In our Badoo application, there was a Super Power service. At some point, we needed to change its name to “Badoo Premium”, and at once in all versions it was atomic so that the user would not see “Super Strength” on one screen and “Badoo Premium” on the other.
To do this, we have attached a token version to each task branch in Jira. When we include changes from a branch in a new version of a project, the new version of Lexem is immediately pulled up. If you need to roll back something, we remove the task branch from the new version and together with it we remove the version of Lexem with translations into all languages.
When a token has been tested or when users already see it, you need to be very careful: it’s better not to change anything in it, but create a new version, attach it to the ticket and with the new release deploy the new version of the token with new translations.
However, you can make mistakes during the translation. In the example below there are two of them.
False: “It’s a remath.”
True: “It’s a rematch.”
In English, you cannot use the direct apostrophe. The letter “c” is also missing.
Versioning Lexem and versioning translations are two different things. The translation can be fixed at any time: when the task is in development, when it is at the testing stage or even when the functionality has already been brought to the user (nothing bad will happen if users see the corrected translation in the new version of the application).
Server! = Smartphone
Delivery of updates to different platforms occurs in different ways. If you are developing a mobile application, then for sure you have the server and client parts.
What you show to the user either partially comes from the server, or is located on his smartphone (for example, integrated translation).
The path that passes the transfer from the server to the user lies through our production server, where you can easily deliver updated versions of files with translations.
But the path of integrated translation is long: it lies through the App Store or Google Play. The user downloads the update and only after that sees the fix. This process seemed too slow for us, and we came up with our own “Hot Update” update mechanism.
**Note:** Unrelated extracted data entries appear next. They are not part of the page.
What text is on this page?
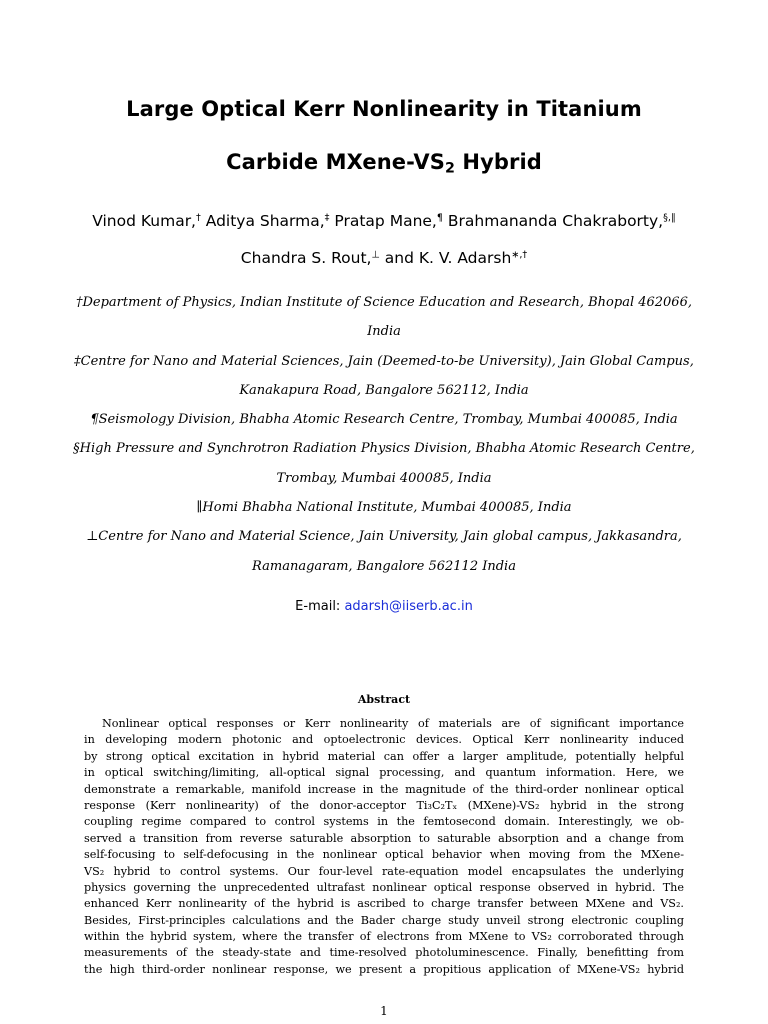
Large Optical Kerr Nonlinearity in Titanium
Carbide MXene-$VS_2$ Hybrid
Vinod Kumar,† Aditya Sharma,‡ Pratap Mane,¶ Brahmananda Chakraborty,§,∥
Chandra S. Rout,⊥ and K. V. Adarsh∗,†
†Department of Physics, Indian Institute of Science Education and Research, Bhopal 462066, India
‡Centre for Nano and Material Sciences, Jain (Deemed-to-be University), Jain Global Campus, Kanakapura Road, Bangalore 562112, India
¶Seismology Division, Bhabha Atomic Research Centre, Trombay, Mumbai 400085, India
§High Pressure and Synchrotron Radiation Physics Division, Bhabha Atomic Research Centre, Trombay, Mumbai 400085, India
∥Homi Bhabha National Institute, Mumbai 400085, India
⊥Centre for Nano and Material Science, Jain University, Jain global campus, Jakkasandra, Ramanagaram, Bangalore 562112 India
E-mail: adarsh@iiserb.ac.in
Abstract
Nonlinear optical responses or Kerr nonlinearity of materials are of significant importance
in developing modern photonic and optoelectronic devices. Optical Kerr nonlinearity induced
by strong optical excitation in hybrid material can offer a larger amplitude, potentially helpful
in optical switching/limiting, all-optical signal processing, and quantum information. Here, we
demonstrate a remarkable, manifold increase in the magnitude of the third-order nonlinear optical
response (Kerr nonlinearity) of the donor-acceptor Ti₃C₂Tₓ (MXene)-VS₂ hybrid in the strong
coupling regime compared to control systems in the femtosecond domain. Interestingly, we ob-
served a transition from reverse saturable absorption to saturable absorption and a change from
self-focusing to self-defocusing in the nonlinear optical behavior when moving from the MXene-
VS₂ hybrid to control systems. Our four-level rate-equation model encapsulates the underlying
physics governing the unprecedented ultrafast nonlinear optical response observed in hybrid. The
enhanced Kerr nonlinearity of the hybrid is ascribed to charge transfer between MXene and VS₂.
Besides, First-principles calculations and the Bader charge study unveil strong electronic coupling
within the hybrid system, where the transfer of electrons from MXene to VS₂ corroborated through
measurements of the steady-state and time-resolved photoluminescence. Finally, benefitting from
the high third-order nonlinear response, we present a propitious application of MXene-VS₂ hybrid
1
It allows you to generate a new version of translations at the touch of a button and make it clear to all customers in the world that there is something new that needs to be downloaded and used.
When the application is launched on a mobile device, it sends a launch notification to the server and reports the current version of translations. If the localization system has a ready update, then it will issue a notification in response. The client downloads the update, applies it.
The user will see new translations when he switches to the next screen. Two of our articles are devoted to the implementation of this solution: one and two.
In the release process, you must take into account which path the application goes from you to your customers. Probably, different parts of your application are updated differently.
Let’s return to the scheme that I cited at the beginning of the article.
What you should pay attention to if you are developing a translation system:
- write detailed terms of reference;
- take into account the context and provide translators with access to it;
- keep a history of translations in order to maintain a unified style within the project;
- automate control (otherwise, any random translator that is located in several time zones from you will be able to do everything in his own way);
- free developers from solving non-core tasks. They create new versions of your product, it gives joy to your users and gives satisfaction from the project you are creating.